There are six categories within the idea of “just design” that matter to us. They are: family friendly policies, fair pay, legal labor practices, gender and ethnic diversity, transparency, and agency. These were present in all the firms that were selected as case studies, but proving gender and ethnic diversity is hard, and some firms foreground that achievement more than others.

I’ve been impressed that all of the firms that we’ve looked at have foregrounded flexibility of work, and to my happy surprise, also foregrounded overtime pay. So those have been clear common issues that the firms recognize as important to supporting the staff.

In general, the qualities that have come through in this first round of nominations are similar whether you have a big firm with HR or not. Maybe that’s a long way of saying that even in small firms, those that are successful have some sense of the importance of management. Firms that are small and friendly and don’t want to appear to be too bureaucratic, they think that “management” is a dirty word. But whether we call it management or something else, the transparency and clarity that management can provide an office is really important.

The concepts of overtime, good benefits, flexible work days, and supportive family policies are familiar. But “agency” may be a little bit more subtle.

Agency is the difference between feeling like a contributor and feeling like a worker bee. Do you feel like you’re a participant in both the long-term and short-term goals of your firm? Do you know why your firm is taking on the projects that you’ll be assigned? Are you part of discussions about your schedule? Does your firm support your licensure and professional development? Do you feel engaged in creative, intellectual discussions so you get a long-term picture about why you’re doing what you’re doing?

I think in most jobs, these are natural questions for satisfaction in your work, but in architecture, we tend to forget them. It seems obvious that firm owners will get better work from you if you are happy to come to work, if you feel committed to the employers, and if their ethics come out not just in the architecture they produce but in the work environment. Everybody benefits.
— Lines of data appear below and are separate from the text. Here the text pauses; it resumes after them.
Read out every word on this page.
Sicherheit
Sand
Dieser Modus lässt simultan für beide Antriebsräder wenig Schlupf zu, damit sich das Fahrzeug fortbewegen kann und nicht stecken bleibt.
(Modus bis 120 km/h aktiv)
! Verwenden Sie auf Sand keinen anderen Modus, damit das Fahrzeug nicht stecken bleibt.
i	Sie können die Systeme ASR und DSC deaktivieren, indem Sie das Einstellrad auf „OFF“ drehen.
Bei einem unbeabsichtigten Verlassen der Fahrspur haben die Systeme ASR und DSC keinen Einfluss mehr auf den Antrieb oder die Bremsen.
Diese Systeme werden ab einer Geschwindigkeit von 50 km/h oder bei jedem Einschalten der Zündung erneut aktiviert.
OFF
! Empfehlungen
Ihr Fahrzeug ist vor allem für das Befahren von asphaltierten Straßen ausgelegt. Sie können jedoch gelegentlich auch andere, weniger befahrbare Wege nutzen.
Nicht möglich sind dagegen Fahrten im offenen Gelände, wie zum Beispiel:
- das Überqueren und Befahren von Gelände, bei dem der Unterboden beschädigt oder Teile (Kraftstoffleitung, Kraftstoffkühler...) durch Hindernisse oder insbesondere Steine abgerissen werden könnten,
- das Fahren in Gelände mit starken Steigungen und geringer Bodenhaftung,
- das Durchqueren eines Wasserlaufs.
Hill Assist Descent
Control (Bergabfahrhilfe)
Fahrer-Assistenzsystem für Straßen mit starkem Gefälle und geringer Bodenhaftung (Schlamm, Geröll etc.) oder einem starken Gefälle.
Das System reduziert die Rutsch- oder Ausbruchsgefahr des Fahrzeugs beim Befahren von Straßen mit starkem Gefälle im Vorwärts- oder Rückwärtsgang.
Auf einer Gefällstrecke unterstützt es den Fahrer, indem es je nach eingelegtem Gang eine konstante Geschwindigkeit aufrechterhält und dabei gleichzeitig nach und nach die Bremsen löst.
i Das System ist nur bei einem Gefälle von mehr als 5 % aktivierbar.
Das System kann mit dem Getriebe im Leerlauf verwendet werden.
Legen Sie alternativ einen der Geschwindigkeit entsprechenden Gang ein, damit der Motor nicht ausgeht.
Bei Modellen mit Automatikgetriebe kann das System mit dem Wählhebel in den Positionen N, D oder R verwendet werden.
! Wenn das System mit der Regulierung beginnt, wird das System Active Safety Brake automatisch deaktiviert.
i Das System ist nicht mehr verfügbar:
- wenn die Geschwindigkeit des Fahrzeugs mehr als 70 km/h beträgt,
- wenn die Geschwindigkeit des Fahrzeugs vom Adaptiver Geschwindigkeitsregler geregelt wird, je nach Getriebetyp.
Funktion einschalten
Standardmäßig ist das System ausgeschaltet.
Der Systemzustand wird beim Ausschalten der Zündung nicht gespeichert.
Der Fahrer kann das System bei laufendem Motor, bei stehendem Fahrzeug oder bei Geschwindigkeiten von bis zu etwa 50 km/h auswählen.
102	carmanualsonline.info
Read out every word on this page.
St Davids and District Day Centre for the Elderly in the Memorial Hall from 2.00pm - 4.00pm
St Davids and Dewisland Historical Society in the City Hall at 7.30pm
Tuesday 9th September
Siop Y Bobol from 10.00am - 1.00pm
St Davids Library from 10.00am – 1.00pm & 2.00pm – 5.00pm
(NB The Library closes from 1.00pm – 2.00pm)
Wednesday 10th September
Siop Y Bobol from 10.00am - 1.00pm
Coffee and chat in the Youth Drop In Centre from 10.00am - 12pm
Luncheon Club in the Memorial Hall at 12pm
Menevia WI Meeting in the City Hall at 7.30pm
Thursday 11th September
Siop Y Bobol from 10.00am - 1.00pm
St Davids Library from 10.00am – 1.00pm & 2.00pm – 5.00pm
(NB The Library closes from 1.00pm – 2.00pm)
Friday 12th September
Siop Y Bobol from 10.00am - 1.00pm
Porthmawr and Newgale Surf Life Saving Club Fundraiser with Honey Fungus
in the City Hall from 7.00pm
How do you hope these case studies and, if and when it happens, the certification, will help change the culture of what’s expected from employers?

Whether one fills out our questionnaire or is seeking Just Design certification or not, the questions that we ask within our nomination process are those that our industry should absolutely consider. They are things that should concern us as architects, and that any employer should be able to stand behind.


To date, Archinect has published three case studies—Elizabeth Eason Architecture, Aamodt/Plumb Architects, and McMillan Pazdan Smith—and will continue to do so on a rolling once-a-week basis.

Just Design expects to put out the next call for firm nominations in 2019, and is encouraging firms and employees to participate. According to Deamer, the group plans to repeat the process of nomination and validation every six months moving forward, informing the group’s initial goal to develop a Just Design certification.